Они зовут мальчика. Прислушиваются, снова зовут. Зепп поднимает глаза и замолкает. Клаус и Хайнер продолжают звать. Зепп стоит, как окаменевший.
Тут смотрит наверх и Клаус. Ужас охватывает его. Охватывает и держит, и сжимает все крепче, так что он вот-вот задохнется. Что-то парит над ними, что-то белое с головы до ног, оно смотрит вниз, и, хотя начинает уже темнеть, видно большие глаза, оскаленные зубы, искаженное лицо. И тут, глядя вверх, они слышат высокий звук. Похоже на рыдания, но не рыдания. Что бы там ни было над ними, оно смеется.
— Спускайся! — кричит Клаус.
Но мальчик, а это и вправду он, хихикает и не движется с места. Он весь голый, весь белый. Должно быть, обвалялся в муке.
— Господи, — говорит Зепп. — Господи всемогущий.
Глядя вверх, Клаус замечает еще кое-что, чего раньше не заметил, слишком уж оно странно.
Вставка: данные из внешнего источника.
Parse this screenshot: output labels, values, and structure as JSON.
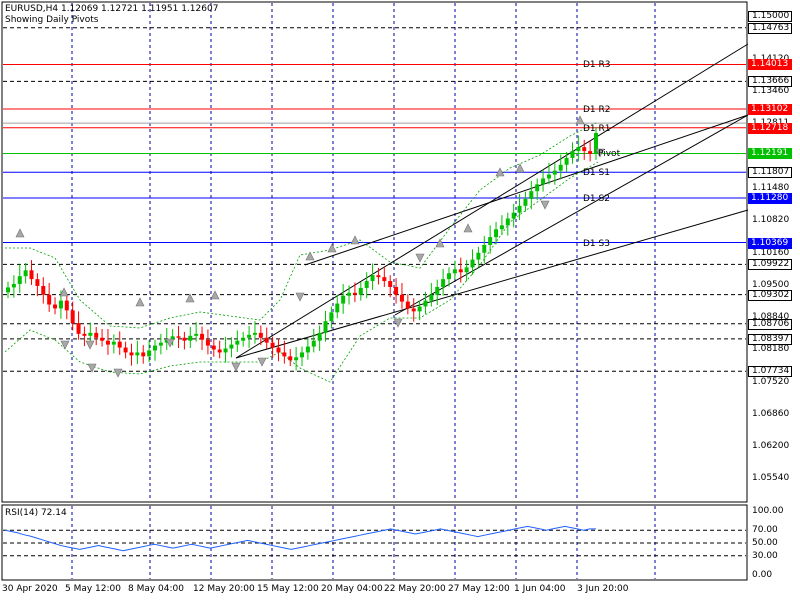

То, что виднеется на голове у мальчика, который, хихикая, стоит голый на веревке в вышине и не падает, — не шапка.
— Матерь божья, — говорит Зепп. — Матерь божья, заступница, спаси нас.
Хайнер тоже крестится.
Клаус достает нож и дрожащей рукой выцарапывает на ближайшем стволе пентаграмму — контур закрыт, острие показывает направо. Справа чертит альфу, слева омегу, потом задерживает дыхание, медленно считает до семи и проговаривает заклинание: «Духи верхнего мира, духи нижнего, все святые и дева пречистая, пребудьте с нами во имя отца, и сына, и Святого духа». Потом поворачивается к Зеппу:
— Сними его оттуда. Перережь веревку.
— Почему я?
— Потому что тебе сказано.
Зепп смотрит на него в упор и не шевелится. На лицо ему садятся мухи; он их не сгоняет.
— Тогда ты, — говорит Клаус Хайнеру.
Хайнер открывает рот и снова закрывает. Умей он складно говорить, он бы сказал, что вчера только тащил женщину через весь лес и спас ее, что сам, без всякой помощи, нашел дорогу. Он бы сказал, что всему есть предел, даже терпению терпеливейшего. Но так как складно говорить он не умеет, он складывает руки на груди и вперяется взглядом в землю.
— Тогда ты, — говорит Клаус Зеппу. — Кто-то же должен, а у меня подагра. Сейчас же полезай, а не то всю жизнь жалеть будешь.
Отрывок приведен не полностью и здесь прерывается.